The town of Almeria lies in a broad bay overlooked by mountains. This part of Andalusia is one of the driest regions on the Iberian peninsula - indeed the whole of Europe. Almeria's harbour is one of the busiest on the Spanish Mediterranean coast. Exports include iron ore from the mines in the Sierra de los Filabres and agricultural produce from the Andrax basin and the other valleys along the coastal strip, where early fruit crops are grown under polythene. Thanks to its hot, dry climate in summer and very mild winters - some 3,000 hours of sunshine a year - Almeria has become an important centre for solar energy technology as well as a major tourist centre.
Towering over the Old Town are the ruins of the Alcazaba, which can be reached on foot from the Plaza de la Constitucion (Tuesday to Sunday, 9am-8.30pm; winter - reduced times). This imposing fortification consisting of three battlemented compounds was begun under Abd ar Rahman III, the first caliph of Cordoba. The last major additions date from the time of Catholic Monarchs. Excavation work in the second compound has exposed the ground plan of the former palace. The Torre del Homanaje (15th century) and the upper area has largely survived the ravages of time. A defensive wall links the Alcazaba site with the Castillo de San Cristobal on the neighbouring hill.
Almeria's cathedral is sited close to the Plaza de la Constitucion. Work started on the church in 1524, on the site of a mosque destroyed in an earthquake two years earlier. During the 16th century the town was under constant threat from Turkish and Berber pirates, which explains why the main body of the cathedral is fortified with four towers. The severe overall impression is lightened somewhat by Renaissance portals. The most impressive feature of the triple-nave interior is an array of carved choir stalls (1560) by Juan de Orea.

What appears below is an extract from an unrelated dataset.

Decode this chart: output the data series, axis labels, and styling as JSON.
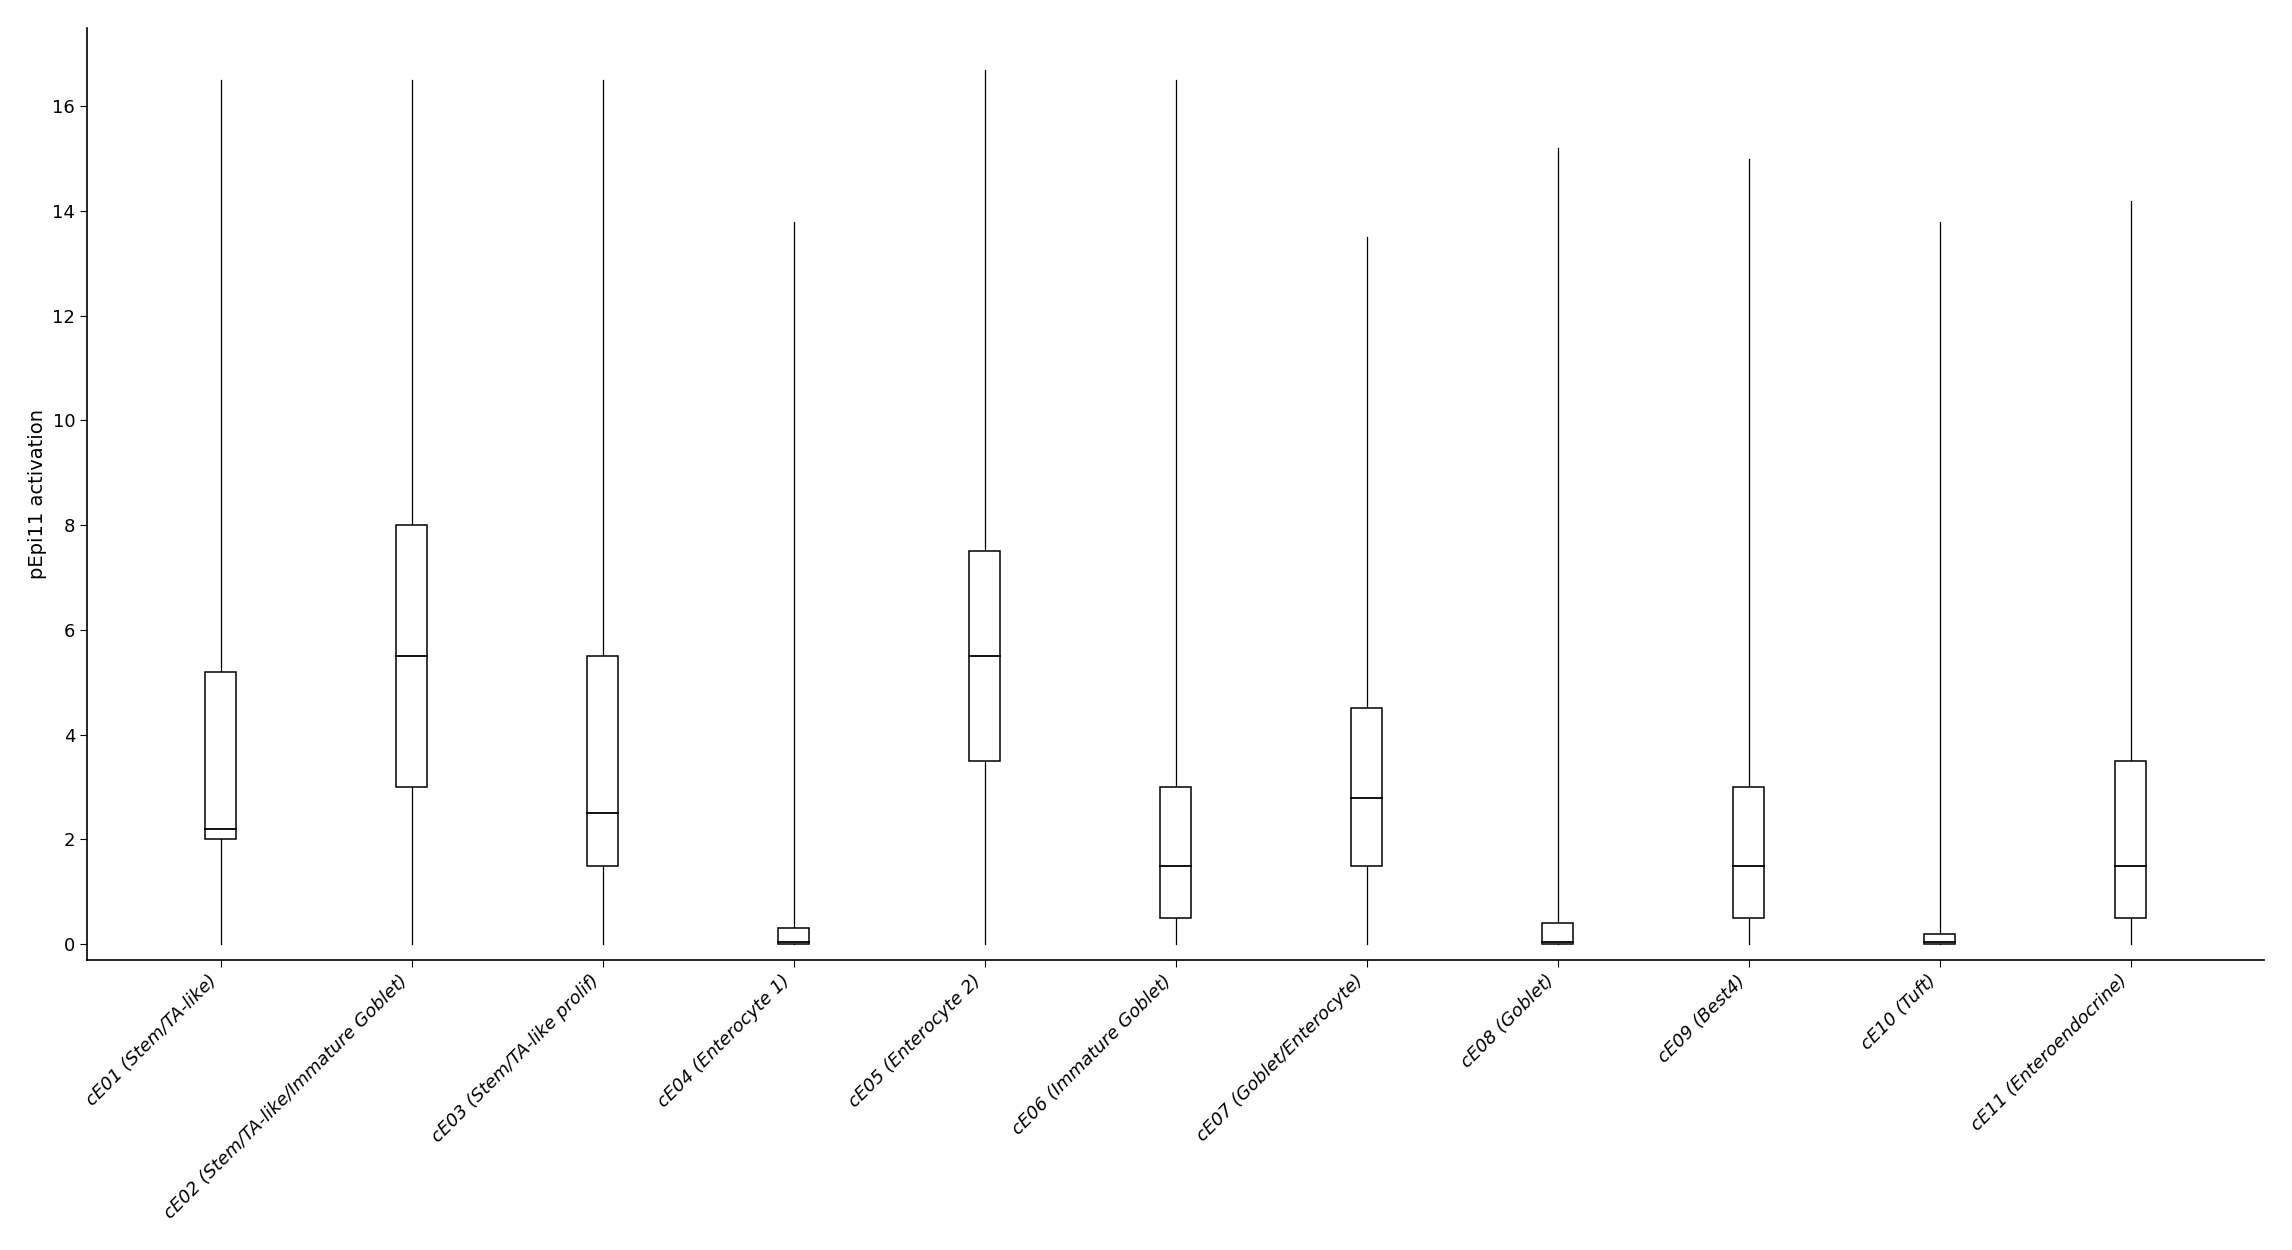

You can reach the harbour from the rear of the cathedral. If you take the Nicolas Salmeron seaside promenade towards the east, you will come to Avenido de Frederico Garcia Lorca, which serves as the boundary between the old and new town. In the Centro de Artes, near the railway station, there are interesting exhibitions of primarily contemporary art.
The overall impression of Almeria is anything but uniform. The Chanca gypsy quarter between the Old Town and the Alcazaba, the old fashioned shopping lanes, the modern facades in Paseo de Almeria and the harbour combine to form a diverse and interesting cityscape.
An interesting excursion, 24 km to the north east of Almeria is the Sierra de Alhamilla. This dry, inhospitable place could easily be mistaken for Arizona, and some film producers have sought to recreate the Wild West here. Many people will recognise the backdrop from the Italian 'Spaghetti Westerns' directed by Sergio Leone, or from Lawrence of Arabia.
The full scale, Western stage set at Mini Hollywood (by the N340) welcome visitors, who can enjoy live cowboy performances (daily noon and 5pm; mid June to mid September, also at 8pm).
Almeria has grown upwards and outwards over the decades but there is still something enchanting about this city. It's always bustling; I like this feel of hectic activity especially around the port area and I love all the road signs written in Arabic. Some say the city has lost its charm, I have to disagree. I know Almeria inside out, every narrow street, quirky shop and I even know the best place to buy marine equipment from. It's hot, dusty, manic, loud and a lot of fun! My kind of Mediterranean city.